Residential Energy Optimization: Profitability Analysis of Smart Home Energy Management Systems (SHEMS)

Abstract

This thesis evaluates the economic viability and energy performance of Smart Home Energy Management Systems (SHEMS) in residential contexts under evolving regulatory and pricing frameworks in Wallonia. The main objective is to assess the profitability of various system configurations (PV, battery) and the management of main residential loads (EV, heat pump) under static and dynamic electricity tariffs, with a focus on the transition to dynamic pricing expected in 2025.

The methodology follows a four-phase approach. First, traditional fixed and variable tariffs are used to establish a baseline for self-consumption-based installations. Then, a custom Energy Management System is simulated, integrating dynamic control based on day-ahead market prices, local consumption forecasts, and weather predictions. In a third phase, the participation of residential systems in grid services (e.g., FCR and imbalance response) is analyzed. Finally, commercial EMS platforms (ENIRIS, SIGENERGY) are tested and analyzed.

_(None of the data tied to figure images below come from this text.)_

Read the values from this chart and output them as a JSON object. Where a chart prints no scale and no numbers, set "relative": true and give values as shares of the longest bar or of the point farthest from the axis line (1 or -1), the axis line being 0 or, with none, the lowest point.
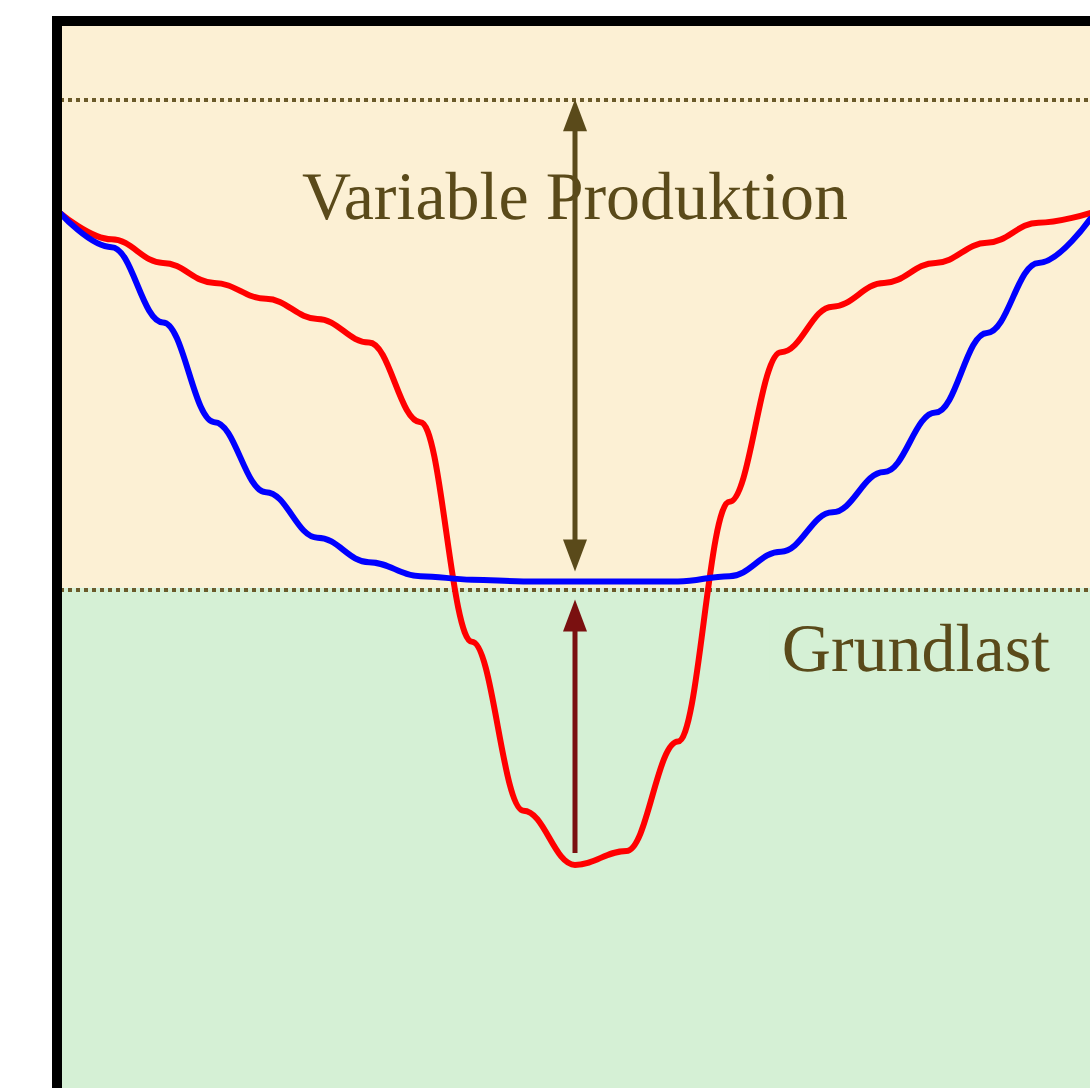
{
  "chart_data": {
    "type": "line",
    "relative": true,
    "categories": [
      null,
      null,
      null,
      null,
      null,
      null,
      null,
      null,
      null,
      null,
      null,
      null,
      null,
      null,
      null,
      null,
      null,
      null,
      null,
      null,
      null
    ],
    "series": [
      {
        "color": "#ff0000",
        "values": [
          1.0,
          0.97,
          0.943,
          0.92,
          0.902,
          0.879,
          0.852,
          0.761,
          0.51,
          0.317,
          0.255,
          0.271,
          0.396,
          0.67,
          0.841,
          0.893,
          0.92,
          0.943,
          0.966,
          0.989,
          1.0
        ]
      },
      {
        "color": "#0000ff",
        "values": [
          1.0,
          0.961,
          0.875,
          0.761,
          0.681,
          0.629,
          0.601,
          0.585,
          0.581,
          0.579,
          0.579,
          0.579,
          0.579,
          0.585,
          0.613,
          0.658,
          0.704,
          0.772,
          0.863,
          0.943,
          0.993
        ]
      }
    ],
    "bands": [
      {
        "axis": "y",
        "from": 0,
        "to": 0.572,
        "label": "Grundlast",
        "color": "#d5f0d5"
      },
      {
        "axis": "y",
        "from": 0.572,
        "to": 1.216,
        "label": "Variable Produktion",
        "color": "#fcf0d4"
      }
    ],
    "ref_lines": [
      {
        "axis": "y",
        "value": 0.572,
        "line_style": "dotted",
        "color": "#6b5a2a"
      },
      {
        "axis": "y",
        "value": 1.13,
        "line_style": "dotted",
        "color": "#6b5a2a"
      }
    ],
    "grid": false,
    "marker": "none",
    "line_style": "solid"
  }
}
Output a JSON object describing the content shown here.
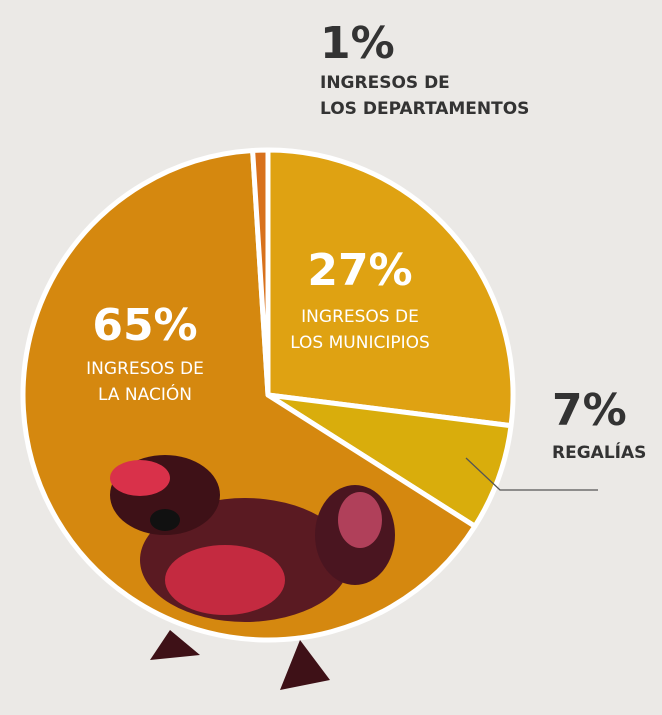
{
  "chart_data": {
    "type": "pie",
    "categories": [
      [
        "INGRESOS DE",
        "LOS MUNICIPIOS"
      ],
      [
        "REGALÍAS"
      ],
      [
        "INGRESOS DE",
        "LA NACIÓN"
      ],
      [
        "INGRESOS DE",
        "LOS DEPARTAMENTOS"
      ]
    ],
    "values": [
      27,
      7,
      65,
      1
    ],
    "value_labels": [
      "27%",
      "7%",
      "65%",
      "1%"
    ],
    "colors": [
      "#dfa212",
      "#d9ad0c",
      "#d5880f",
      "#d8711c"
    ]
  }
}
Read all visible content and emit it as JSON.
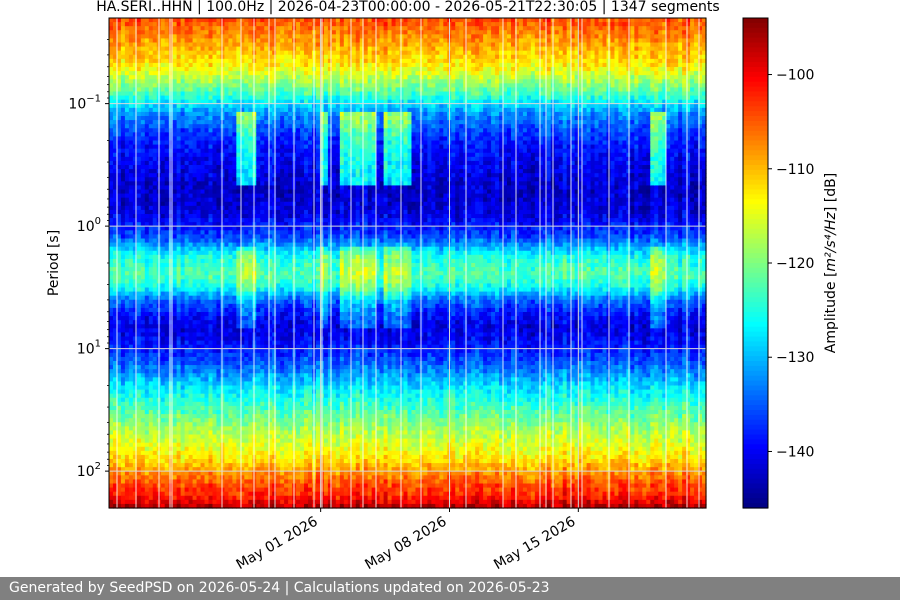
{
  "footer": {
    "text": "Generated by SeedPSD on 2026-05-24 | Calculations updated on 2026-05-23"
  },
  "chart_data": {
    "type": "heatmap",
    "title": "HA.SERI..HHN | 100.0Hz | 2026-04-23T00:00:00 - 2026-05-21T22:30:05 | 1347 segments",
    "ylabel": "Period [s]",
    "xlabel": "",
    "y_scale": "log",
    "y_inverted": true,
    "ylim": [
      0.02,
      200
    ],
    "y_ticks": [
      {
        "value": 0.1,
        "base": "10",
        "exp": "−1"
      },
      {
        "value": 1,
        "base": "10",
        "exp": "0"
      },
      {
        "value": 10,
        "base": "10",
        "exp": "1"
      },
      {
        "value": 100,
        "base": "10",
        "exp": "2"
      }
    ],
    "xlim": [
      "2026-04-19T12:00:00",
      "2026-05-21T22:30:05"
    ],
    "x_ticks": [
      {
        "date": "2026-05-01",
        "label": "May 01 2026"
      },
      {
        "date": "2026-05-08",
        "label": "May 08 2026"
      },
      {
        "date": "2026-05-15",
        "label": "May 15 2026"
      }
    ],
    "grid": true,
    "colormap": "jet",
    "colorbar": {
      "label_prefix": "Amplitude [",
      "label_math": "m²/s⁴/Hz",
      "label_suffix": "] [dB]",
      "range": [
        -146,
        -94
      ],
      "ticks": [
        -100,
        -110,
        -120,
        -130,
        -140
      ],
      "tick_labels": [
        "−100",
        "−110",
        "−120",
        "−130",
        "−140"
      ]
    },
    "periods": [
      0.02,
      0.03,
      0.05,
      0.08,
      0.12,
      0.2,
      0.3,
      0.5,
      0.8,
      1.2,
      1.8,
      2.5,
      3.2,
      4,
      5,
      6.5,
      8,
      11,
      15,
      20,
      30,
      45,
      60,
      80,
      100,
      130,
      160,
      200
    ],
    "mean_profile_db": [
      -104,
      -108,
      -113,
      -122,
      -132,
      -138,
      -140,
      -142,
      -141,
      -136,
      -125,
      -122,
      -126,
      -134,
      -138,
      -141,
      -140,
      -137,
      -133,
      -128,
      -123,
      -118,
      -115,
      -112,
      -108,
      -104,
      -102,
      -96
    ],
    "events": [
      {
        "start": "2026-04-26T12:00:00",
        "end": "2026-04-27T12:00:00",
        "label": ""
      },
      {
        "start": "2026-05-01T00:00:00",
        "end": "2026-05-01T12:00:00",
        "label": ""
      },
      {
        "start": "2026-05-02T00:00:00",
        "end": "2026-05-04T00:00:00",
        "label": ""
      },
      {
        "start": "2026-05-04T12:00:00",
        "end": "2026-05-06T00:00:00",
        "label": ""
      },
      {
        "start": "2026-05-19T00:00:00",
        "end": "2026-05-19T18:00:00",
        "label": ""
      }
    ]
  }
}
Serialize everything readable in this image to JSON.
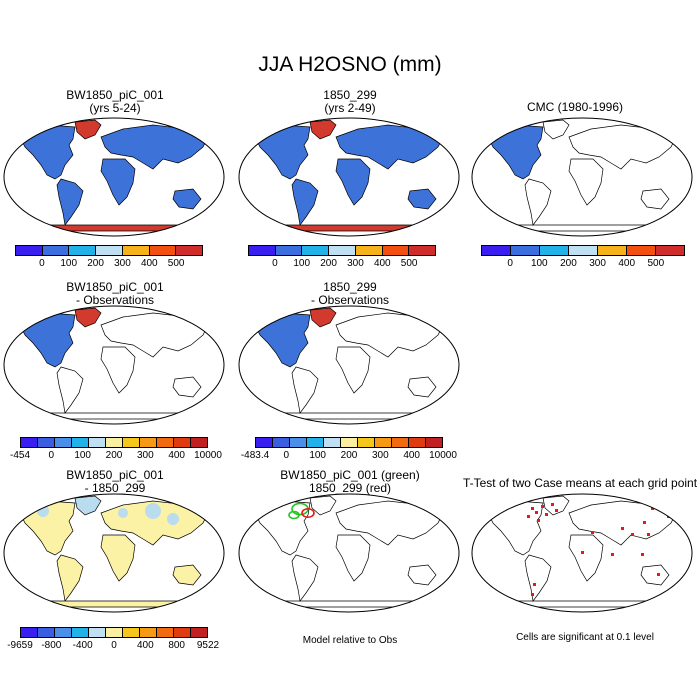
{
  "figure": {
    "title": "JJA H2OSNO (mm)"
  },
  "panels": [
    {
      "id": "p1",
      "title": "BW1850_piC_001\n(yrs 5-24)",
      "fill": "blue-nh-red-ant"
    },
    {
      "id": "p2",
      "title": "1850_299\n(yrs 2-49)",
      "fill": "blue-nh-red-ant"
    },
    {
      "id": "p3",
      "title": "CMC (1980-1996)",
      "fill": "na-only"
    },
    {
      "id": "p4",
      "title": "BW1850_piC_001\n- Observations",
      "fill": "na-diff"
    },
    {
      "id": "p5",
      "title": "1850_299\n- Observations",
      "fill": "na-diff"
    },
    {
      "id": "p7",
      "title": "BW1850_piC_001\n- 1850_299",
      "fill": "yellow-land"
    },
    {
      "id": "p8",
      "title": "BW1850_piC_001 (green)\n1850_299 (red)",
      "fill": "green-red-contour"
    },
    {
      "id": "p9",
      "title": "T-Test of two Case means at each grid point",
      "fill": "red-dots"
    }
  ],
  "colorbars": [
    {
      "id": "cb1",
      "colors": [
        "#3a1ef0",
        "#3b6fe0",
        "#22b2ea",
        "#bfe0f2",
        "#f6b21b",
        "#f24f10",
        "#d02c2c"
      ],
      "labels": [
        "0",
        "100",
        "200",
        "300",
        "400",
        "500"
      ]
    },
    {
      "id": "cb2",
      "colors": [
        "#3a1ef0",
        "#3b6fe0",
        "#22b2ea",
        "#bfe0f2",
        "#f6b21b",
        "#f24f10",
        "#d02c2c"
      ],
      "labels": [
        "0",
        "100",
        "200",
        "300",
        "400",
        "500"
      ]
    },
    {
      "id": "cb3",
      "colors": [
        "#3a1ef0",
        "#3b6fe0",
        "#22b2ea",
        "#bfe0f2",
        "#f6b21b",
        "#f24f10",
        "#d02c2c"
      ],
      "labels": [
        "0",
        "100",
        "200",
        "300",
        "400",
        "500"
      ]
    },
    {
      "id": "cb4",
      "colors": [
        "#3a1ef0",
        "#3b5ee0",
        "#4a8fe8",
        "#22b2ea",
        "#bfe0f2",
        "#fbf0a0",
        "#f6c71b",
        "#f69a15",
        "#f26a10",
        "#e03a10",
        "#c02020"
      ],
      "labels": [
        "-454",
        "0",
        "100",
        "200",
        "300",
        "400",
        "10000"
      ]
    },
    {
      "id": "cb5",
      "colors": [
        "#3a1ef0",
        "#3b5ee0",
        "#4a8fe8",
        "#22b2ea",
        "#bfe0f2",
        "#fbf0a0",
        "#f6c71b",
        "#f69a15",
        "#f26a10",
        "#e03a10",
        "#c02020"
      ],
      "labels": [
        "-483.4",
        "0",
        "100",
        "200",
        "300",
        "400",
        "10000"
      ]
    },
    {
      "id": "cb7",
      "colors": [
        "#3a1ef0",
        "#3b5ee0",
        "#4a8fe8",
        "#22b2ea",
        "#bfe0f2",
        "#fbf0a0",
        "#f6c71b",
        "#f69a15",
        "#f26a10",
        "#e03a10",
        "#c02020"
      ],
      "labels": [
        "-9659",
        "-800",
        "-400",
        "0",
        "400",
        "800",
        "9522"
      ]
    }
  ],
  "notes": {
    "model_relative": "Model relative to Obs",
    "significance": "Cells are significant at 0.1 level"
  },
  "colors": {
    "snow_blue": "#3d72d9",
    "antarctic_red": "#d33a2e",
    "diff_yellow": "#fbf2a6",
    "diff_lightblue": "#b9dcef",
    "green_contour": "#22c622",
    "sig_red": "#e81818"
  }
}
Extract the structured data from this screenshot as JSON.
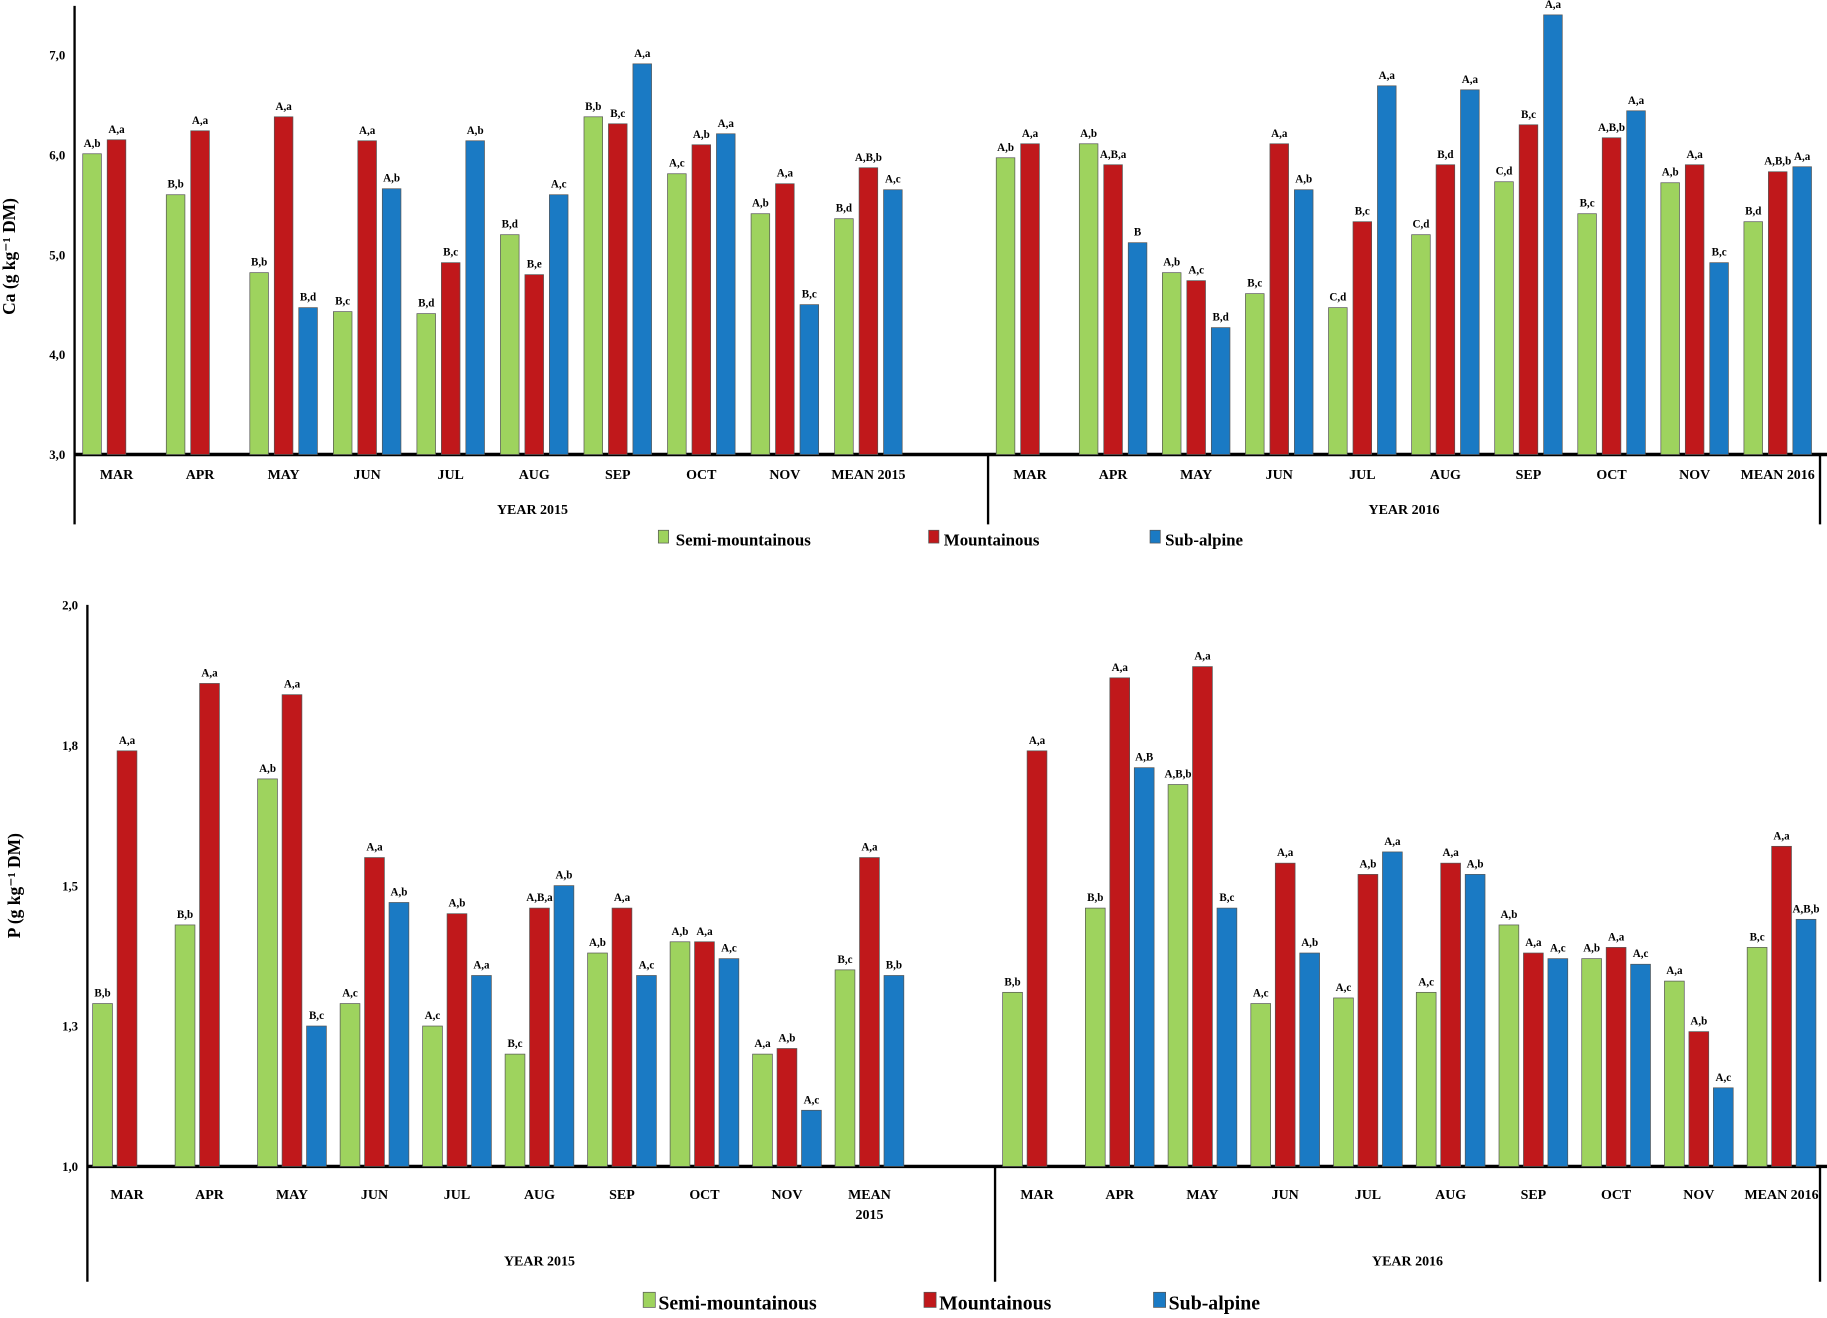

The results demonstrate that dynamic EMS strategies significantly improve profitability and energy autonomy, especially when integrated with batteries and flexible loads. Battery systems become more economically viable post-net metering, with shorter payback periods under optimized control. Grid service participation offers additional revenue potential but requires careful regulatory alignment. A user interface was developed to assist the commercial department in estimating the profitability of battery installations.

In conclusion, intelligent EMS represent a key component of the residential energy transition, enabling consumers to lower bills, decrease grid-dependence, and actively contribute to grid flexibility.